The algorithm encounters an edge case when the text file contains only one character. In such situations, the character is left without a binary code if the standard encoding process is followed.

However, this edge case is handled during the decoding process. The header file, which contains character frequencies, helps identify the scenario where the file consists of a single character repeated multiple times. This information allows the decoding program to reconstruct the original file correctly.

Huffman Decoding Algorithm

Huffman decoding is the process of converting a compressed file back to its original form based on the Huffman encoding scheme. It involves using the Huffman tree, constructed during the encoding process, to decode the compressed binary data.

Here are the steps:

Start at the root node, and maintain a decoded string (initially empty)
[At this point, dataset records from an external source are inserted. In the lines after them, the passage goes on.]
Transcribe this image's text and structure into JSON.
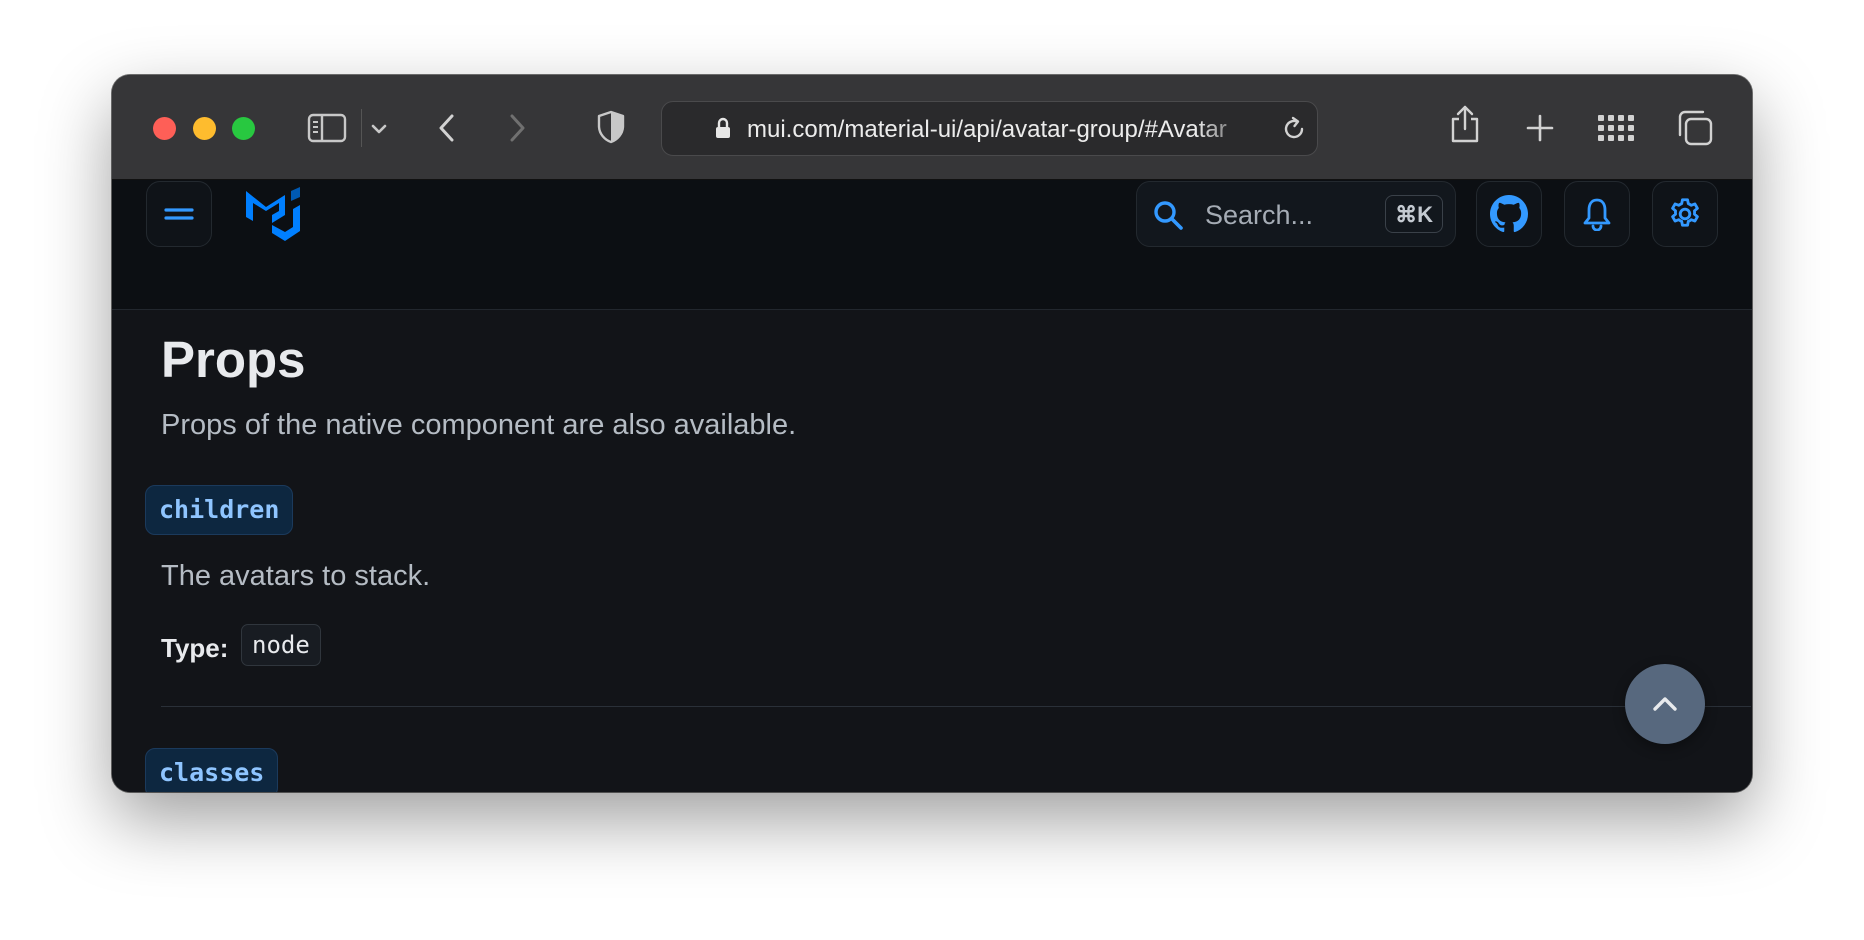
{
  "browser": {
    "url": "mui.com/material-ui/api/avatar-group/#Avatar",
    "icons": [
      "sidebar-icon",
      "chevron-down-icon",
      "back-icon",
      "forward-icon",
      "privacy-shield-icon",
      "lock-icon",
      "reload-icon",
      "share-icon",
      "new-tab-icon",
      "grid-icon",
      "tabs-overview-icon"
    ]
  },
  "header": {
    "search_placeholder": "Search...",
    "search_shortcut": "⌘K",
    "accent_color": "#3399ff"
  },
  "main": {
    "section_title": "Props",
    "section_description": "Props of the native component are also available.",
    "props": [
      {
        "name": "children",
        "description": "The avatars to stack.",
        "type_label": "Type:",
        "type_value": "node"
      },
      {
        "name": "classes"
      }
    ]
  }
}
For each bit in encoded data:

  If bit is 0:
    Go to left child of current node

  Else:
    Go to right child of current node

  If current node is a leaf node:
    Append the character represented by this node to the decoded string

The decoded string represents the original text file

Conclusion

The Huffman Encoding implemented here achieves up to 30% data compression, demonstrating the effectiveness of the Huffman algorithm for lossless data compression. The Huffman Decoding successfully retrieves the original data ensuring lossless decompression.